In today’s Star-Ledger, there is an article about the uncertain fate of the giant "bottle" that marks the site of the old Pabst Brewery in Newark, NJ. While the brewery’s innards were long ago disassembled and shipped to China, the shell of the old brewery and its bottle-shaped water tower have remained since the 1986 closure of the brewery operation.
Now, demolition of the buildings is finally taking place, and the City Government (perhaps one of the most corrupt and inept in the entire country) and the developer of the site have still not figured out what to do about the giant "bottle".
The bottle originally was the property of the Hoffman Beverage Company, and it advertised their soda.
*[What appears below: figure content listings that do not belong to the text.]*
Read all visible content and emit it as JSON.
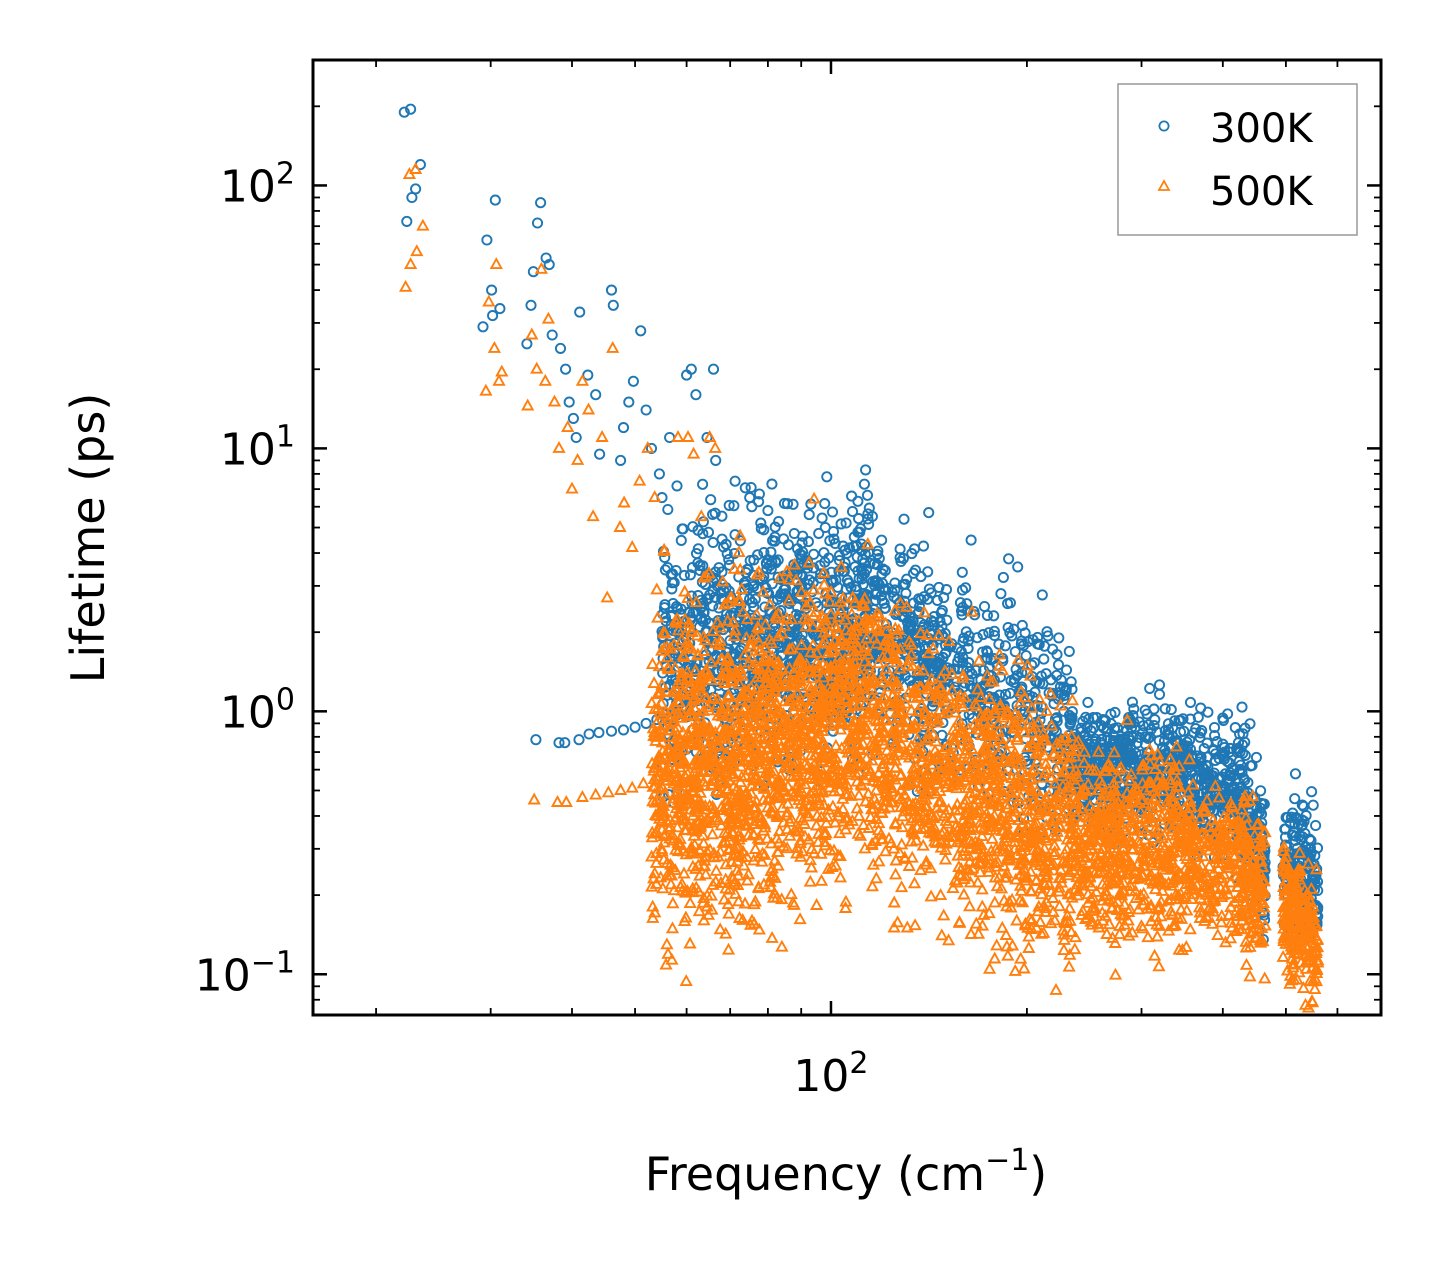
{
  "chart_data": {
    "type": "scatter",
    "title": "",
    "xlabel": "Frequency (cm",
    "xlabel_sup": "−1",
    "xlabel_tail": ")",
    "ylabel": "Lifetime (ps)",
    "xscale": "log",
    "yscale": "log",
    "xlim": [
      16,
      700
    ],
    "ylim": [
      0.07,
      300
    ],
    "x_major_ticks": [
      {
        "value": 100,
        "base": "10",
        "exp": "2"
      }
    ],
    "y_major_ticks": [
      {
        "value": 0.1,
        "base": "10",
        "exp": "−1"
      },
      {
        "value": 1,
        "base": "10",
        "exp": "0"
      },
      {
        "value": 10,
        "base": "10",
        "exp": "1"
      },
      {
        "value": 100,
        "base": "10",
        "exp": "2"
      }
    ],
    "legend_position": "top-right",
    "series": [
      {
        "name": "300K",
        "marker": "circle",
        "color": "#1f77b4",
        "points": [
          [
            22.1,
            190
          ],
          [
            22.6,
            195
          ],
          [
            23.4,
            120
          ],
          [
            22.3,
            73
          ],
          [
            22.7,
            90
          ],
          [
            23.0,
            97
          ],
          [
            30.5,
            88
          ],
          [
            30.1,
            40
          ],
          [
            29.6,
            62
          ],
          [
            29.2,
            29
          ],
          [
            30.2,
            32
          ],
          [
            31.0,
            34
          ],
          [
            34.1,
            25
          ],
          [
            34.6,
            35
          ],
          [
            34.9,
            47
          ],
          [
            35.4,
            72
          ],
          [
            35.8,
            86
          ],
          [
            36.5,
            53
          ],
          [
            36.9,
            50
          ],
          [
            37.3,
            27
          ],
          [
            38.4,
            24
          ],
          [
            39.1,
            20
          ],
          [
            39.6,
            15
          ],
          [
            40.2,
            13
          ],
          [
            40.6,
            11
          ],
          [
            41.1,
            33
          ],
          [
            42.3,
            19
          ],
          [
            43.5,
            16
          ],
          [
            44.1,
            9.5
          ],
          [
            46.0,
            40
          ],
          [
            46.3,
            35
          ],
          [
            47.5,
            9
          ],
          [
            48.0,
            12
          ],
          [
            48.9,
            15
          ],
          [
            49.7,
            18
          ],
          [
            51.0,
            28
          ],
          [
            52.0,
            14
          ],
          [
            53.0,
            10
          ],
          [
            54.5,
            8
          ],
          [
            55.0,
            6.5
          ],
          [
            56.5,
            11
          ],
          [
            58.0,
            7.2
          ],
          [
            60.0,
            19
          ],
          [
            61.0,
            20
          ],
          [
            62.0,
            16
          ],
          [
            63.5,
            7.3
          ],
          [
            64.5,
            11
          ],
          [
            66.0,
            20
          ],
          [
            66.5,
            9
          ],
          [
            35.2,
            0.78
          ],
          [
            38.2,
            0.76
          ],
          [
            39.0,
            0.76
          ],
          [
            41.0,
            0.78
          ],
          [
            42.5,
            0.82
          ],
          [
            44.0,
            0.83
          ],
          [
            46.0,
            0.84
          ],
          [
            48.0,
            0.85
          ],
          [
            50.0,
            0.87
          ],
          [
            52.0,
            0.9
          ],
          [
            54.0,
            0.93
          ],
          [
            56.0,
            0.94
          ],
          [
            58.0,
            0.97
          ],
          [
            75.0,
            6.5
          ],
          [
            78.0,
            5.2
          ],
          [
            80.0,
            5.8
          ],
          [
            82.0,
            4.6
          ],
          [
            86.0,
            4.3
          ],
          [
            90.0,
            3.8
          ],
          [
            98.0,
            5.0
          ],
          [
            105.0,
            4.1
          ],
          [
            110.0,
            4.8
          ],
          [
            130.0,
            2.5
          ],
          [
            140.0,
            1.9
          ],
          [
            160.0,
            1.9
          ],
          [
            180.0,
            1.5
          ],
          [
            200.0,
            1.4
          ],
          [
            228.0,
            1.0
          ],
          [
            262.0,
            0.93
          ],
          [
            330.0,
            0.85
          ],
          [
            400.0,
            0.75
          ],
          [
            420.0,
            0.72
          ],
          [
            512.0,
            0.41
          ],
          [
            530.0,
            0.37
          ]
        ],
        "bands": [
          {
            "x": [
              55,
              115
            ],
            "yc": [
              1.5,
              2.4
            ],
            "spread": 0.34,
            "n": 1000
          },
          {
            "x": [
              115,
              235
            ],
            "yc": [
              2.0,
              0.8
            ],
            "spread": 0.28,
            "n": 650
          },
          {
            "x": [
              235,
              360
            ],
            "yc": [
              0.62,
              0.6
            ],
            "spread": 0.16,
            "n": 550
          },
          {
            "x": [
              360,
              420
            ],
            "yc": [
              0.55,
              0.5
            ],
            "spread": 0.18,
            "n": 180
          },
          {
            "x": [
              420,
              465
            ],
            "yc": [
              0.48,
              0.28
            ],
            "spread": 0.22,
            "n": 160
          },
          {
            "x": [
              495,
              560
            ],
            "yc": [
              0.26,
              0.22
            ],
            "spread": 0.18,
            "n": 200
          }
        ]
      },
      {
        "name": "500K",
        "marker": "triangle",
        "color": "#ff7f0e",
        "points": [
          [
            22.2,
            41
          ],
          [
            22.5,
            110
          ],
          [
            23.0,
            115
          ],
          [
            22.6,
            50
          ],
          [
            23.1,
            56
          ],
          [
            23.6,
            70
          ],
          [
            29.5,
            16.5
          ],
          [
            29.8,
            36
          ],
          [
            30.4,
            24
          ],
          [
            30.9,
            18
          ],
          [
            31.2,
            19.5
          ],
          [
            30.6,
            50
          ],
          [
            34.2,
            14.5
          ],
          [
            34.7,
            27
          ],
          [
            35.3,
            20
          ],
          [
            35.9,
            48
          ],
          [
            36.4,
            18
          ],
          [
            36.8,
            31
          ],
          [
            37.6,
            15
          ],
          [
            38.2,
            10
          ],
          [
            39.4,
            12
          ],
          [
            40.0,
            7
          ],
          [
            40.8,
            9
          ],
          [
            41.5,
            18
          ],
          [
            42.4,
            14
          ],
          [
            43.1,
            5.5
          ],
          [
            44.5,
            11
          ],
          [
            45.3,
            2.7
          ],
          [
            46.2,
            24
          ],
          [
            47.4,
            5
          ],
          [
            48.1,
            6.2
          ],
          [
            49.5,
            4.2
          ],
          [
            50.8,
            7.5
          ],
          [
            52.3,
            10
          ],
          [
            53.6,
            6.5
          ],
          [
            55.4,
            4.1
          ],
          [
            58.2,
            11
          ],
          [
            60.3,
            11
          ],
          [
            61.5,
            9.5
          ],
          [
            63.2,
            5.5
          ],
          [
            65.1,
            11
          ],
          [
            66.4,
            10
          ],
          [
            35.0,
            0.46
          ],
          [
            38.0,
            0.45
          ],
          [
            39.2,
            0.45
          ],
          [
            41.5,
            0.47
          ],
          [
            43.5,
            0.48
          ],
          [
            45.5,
            0.49
          ],
          [
            47.5,
            0.5
          ],
          [
            49.5,
            0.51
          ],
          [
            51.5,
            0.53
          ],
          [
            53.5,
            0.55
          ],
          [
            55.5,
            0.57
          ],
          [
            57.5,
            0.6
          ],
          [
            59.5,
            0.63
          ],
          [
            108.0,
            2.7
          ],
          [
            112.0,
            2.5
          ],
          [
            125.0,
            0.15
          ],
          [
            131.0,
            0.15
          ],
          [
            148.0,
            0.14
          ],
          [
            175.0,
            0.17
          ],
          [
            258.0,
            0.15
          ],
          [
            330.0,
            0.19
          ],
          [
            500.0,
            0.13
          ],
          [
            520.0,
            0.12
          ]
        ],
        "bands": [
          {
            "x": [
              53,
              115
            ],
            "yc": [
              0.55,
              0.95
            ],
            "spread": 0.42,
            "n": 1600
          },
          {
            "x": [
              115,
              235
            ],
            "yc": [
              0.8,
              0.32
            ],
            "spread": 0.36,
            "n": 1100
          },
          {
            "x": [
              235,
              360
            ],
            "yc": [
              0.32,
              0.3
            ],
            "spread": 0.25,
            "n": 620
          },
          {
            "x": [
              360,
              420
            ],
            "yc": [
              0.28,
              0.26
            ],
            "spread": 0.2,
            "n": 160
          },
          {
            "x": [
              420,
              465
            ],
            "yc": [
              0.26,
              0.2
            ],
            "spread": 0.2,
            "n": 160
          },
          {
            "x": [
              495,
              560
            ],
            "yc": [
              0.18,
              0.13
            ],
            "spread": 0.18,
            "n": 220
          }
        ]
      }
    ]
  }
}
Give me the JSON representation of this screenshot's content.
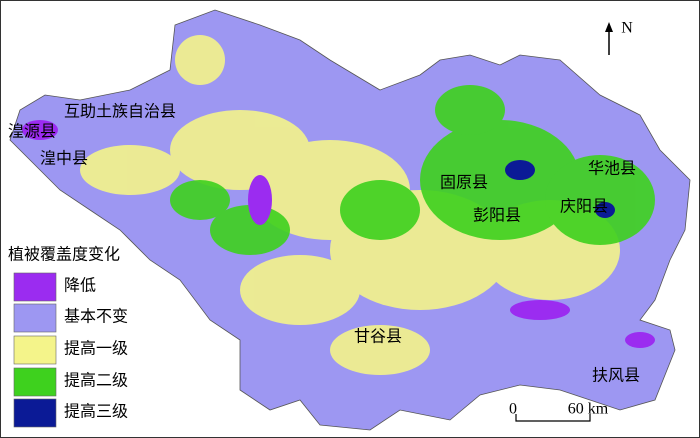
{
  "north": "N",
  "counties": [
    "互助土族自治县",
    "湟源县",
    "湟中县",
    "固原县",
    "彭阳县",
    "华池县",
    "庆阳县",
    "甘谷县",
    "扶风县"
  ],
  "legend": {
    "title": "植被覆盖度变化",
    "items": [
      {
        "label": "降低",
        "color": "#9b2cf0"
      },
      {
        "label": "基本不变",
        "color": "#9d97f2"
      },
      {
        "label": "提高一级",
        "color": "#f4f48a"
      },
      {
        "label": "提高二级",
        "color": "#3ed11e"
      },
      {
        "label": "提高三级",
        "color": "#0b1a96"
      }
    ]
  },
  "scale_bar": {
    "start": "0",
    "end": "60 km"
  }
}
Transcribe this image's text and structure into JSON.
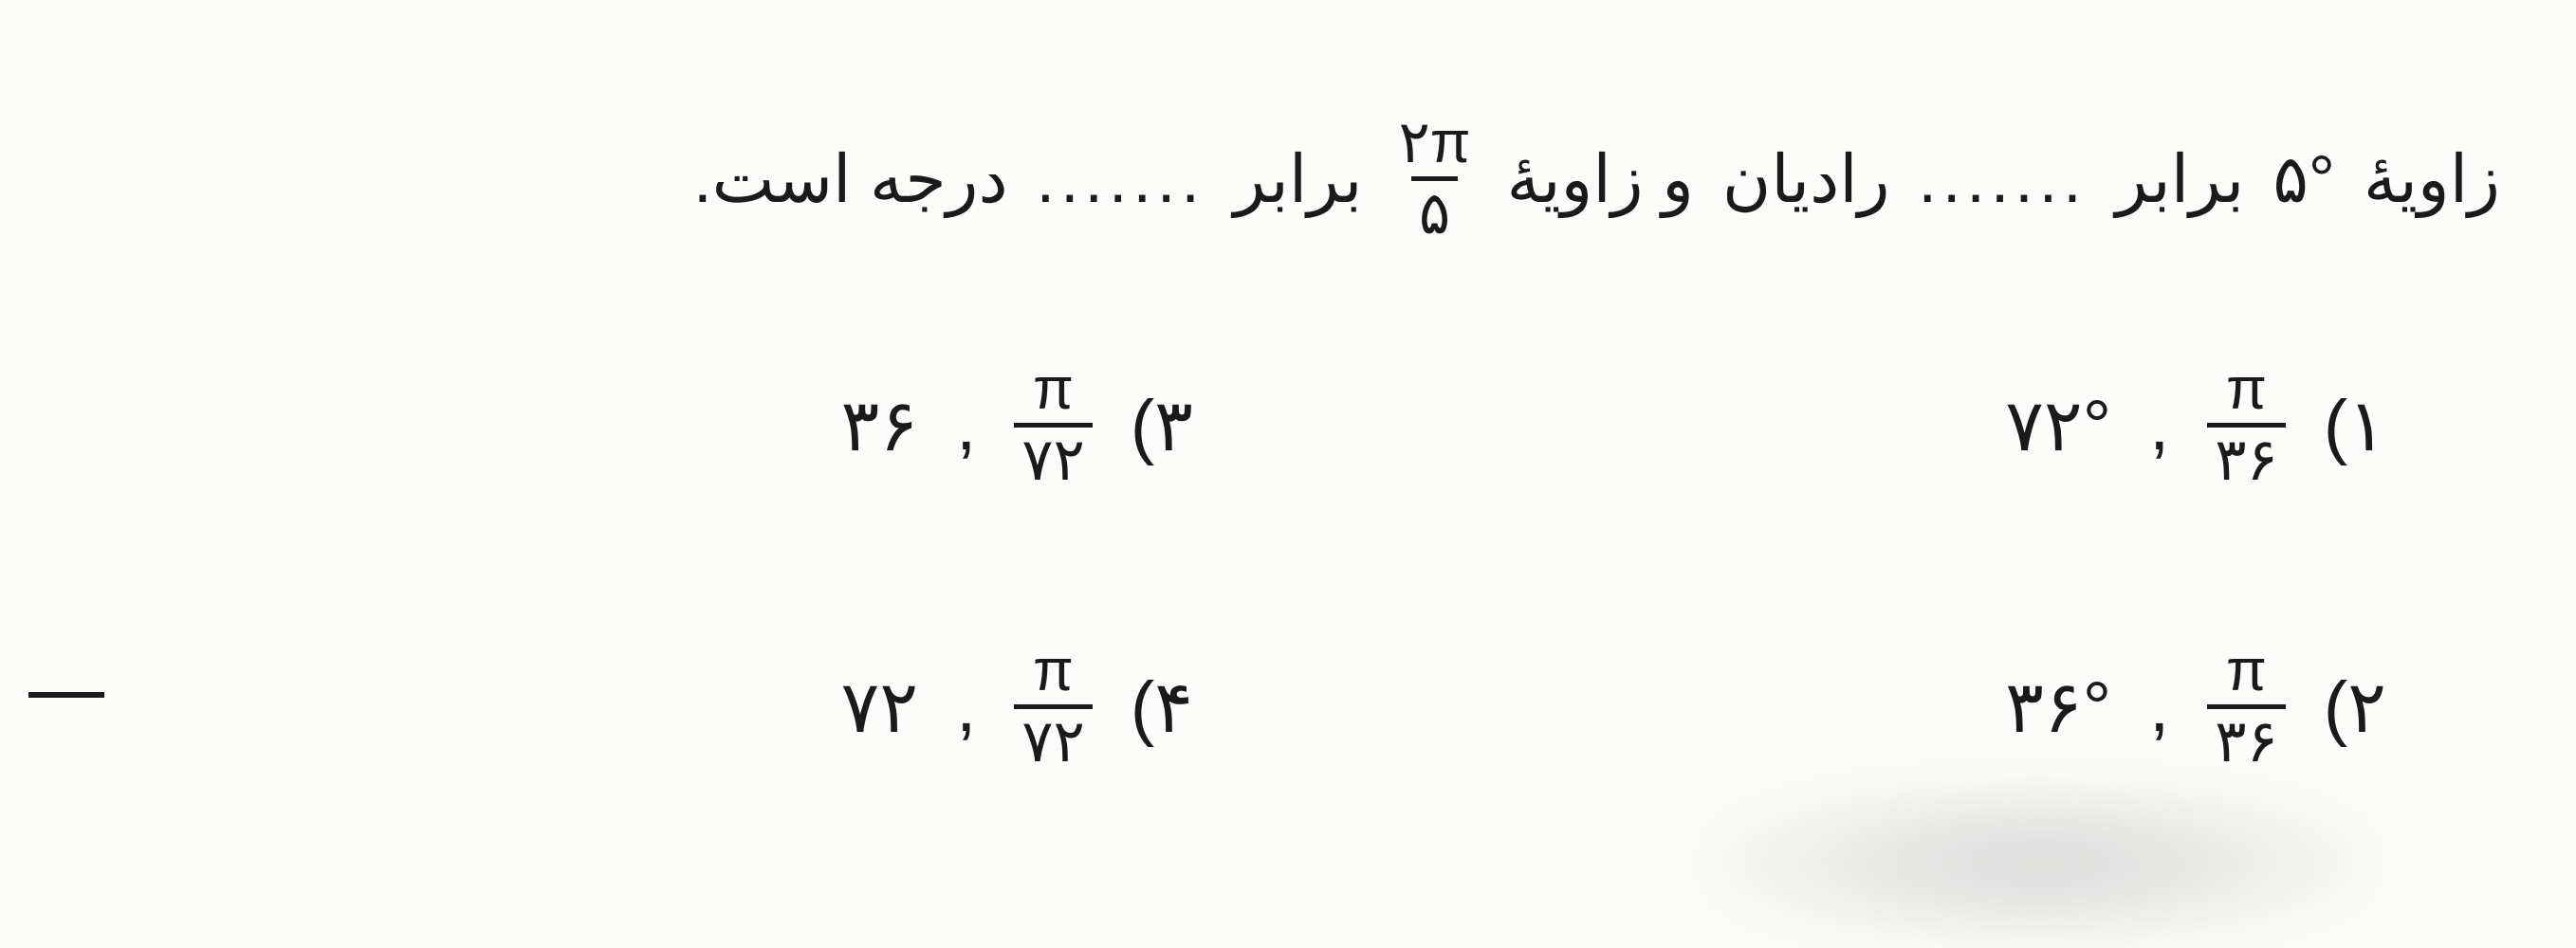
{
  "question": {
    "w1": "زاویهٔ",
    "w2": "۵°",
    "w3": "برابر",
    "blank1": ".......",
    "w4": "رادیان",
    "w5": "و زاویهٔ",
    "frac_main": {
      "num": "۲π",
      "den": "۵"
    },
    "w6": "برابر",
    "blank2": ".......",
    "w7": "درجه است."
  },
  "options": {
    "opt1": {
      "label": "۱)",
      "frac": {
        "num": "π",
        "den": "۳۶"
      },
      "sep": ",",
      "val": "۷۲°"
    },
    "opt2": {
      "label": "۲)",
      "frac": {
        "num": "π",
        "den": "۳۶"
      },
      "sep": ",",
      "val": "۳۶°"
    },
    "opt3": {
      "label": "۳)",
      "frac": {
        "num": "π",
        "den": "۷۲"
      },
      "sep": ",",
      "val": "۳۶"
    },
    "opt4": {
      "label": "۴)",
      "frac": {
        "num": "π",
        "den": "۷۲"
      },
      "sep": ",",
      "val": "۷۲"
    }
  },
  "colors": {
    "ink": "#1a1a1a",
    "paper": "#fcfcfa"
  }
}
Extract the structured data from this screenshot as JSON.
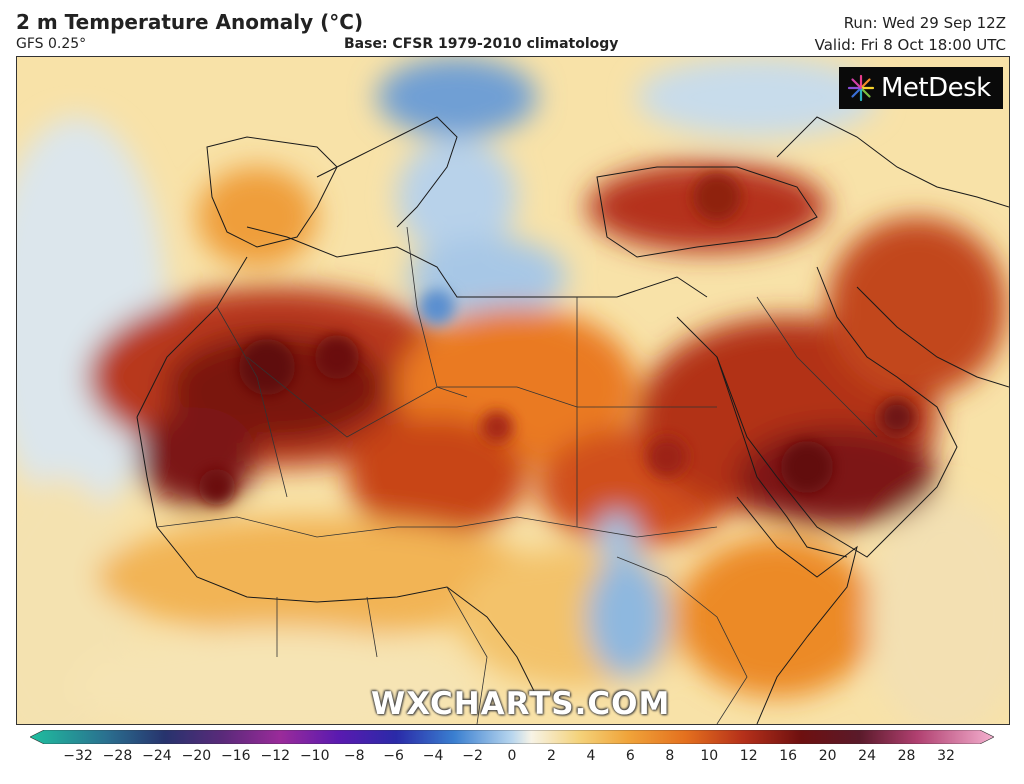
{
  "header": {
    "title": "2 m Temperature Anomaly (°C)",
    "model": "GFS 0.25°",
    "base": "Base: CFSR 1979-2010 climatology",
    "run": "Run: Wed 29 Sep 12Z",
    "valid": "Valid: Fri 8 Oct 18:00 UTC"
  },
  "logo": {
    "text": "MetDesk",
    "icon": "metdesk-starburst-icon"
  },
  "watermark": "WXCHARTS.COM",
  "colors": {
    "cold_extreme": "#1fbf9f",
    "deep_blue": "#1f3fa8",
    "light_blue": "#9ec6e6",
    "neutral": "#f4f0e0",
    "yellow": "#f6d37a",
    "orange": "#ef8a1e",
    "red": "#c0341a",
    "dark_red": "#6e0f0f",
    "pink_extreme": "#f2a6c8"
  },
  "colorbar": {
    "ticks": [
      "−32",
      "−28",
      "−24",
      "−20",
      "−16",
      "−12",
      "−10",
      "−8",
      "−6",
      "−4",
      "−2",
      "0",
      "2",
      "4",
      "6",
      "8",
      "10",
      "12",
      "16",
      "20",
      "24",
      "28",
      "32"
    ]
  }
}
When Pabst moved to the site, the bottle became the symbol of the brewer’s products. It is made of 1/4 inch steel plates, coated with copper, stands 60 feet tall, and is situated on a giant supporting structure that places it 185 feet above street level.
The height and the incredible mass and weight of the bottle are the problems in deciding its fate. In order to preserve the bottle, it would have to be brought down in one piece, and the one attempt to do that so far has been unsuccessful.
My best guess is that the city will fail to preserve this part of its history, and that it will be cut up for scrap. I hope that I am wrong, but the slip-shod record of the city administration indicates that little will be done in time to save the structure. And thus, another colorful bit of local history will be lost.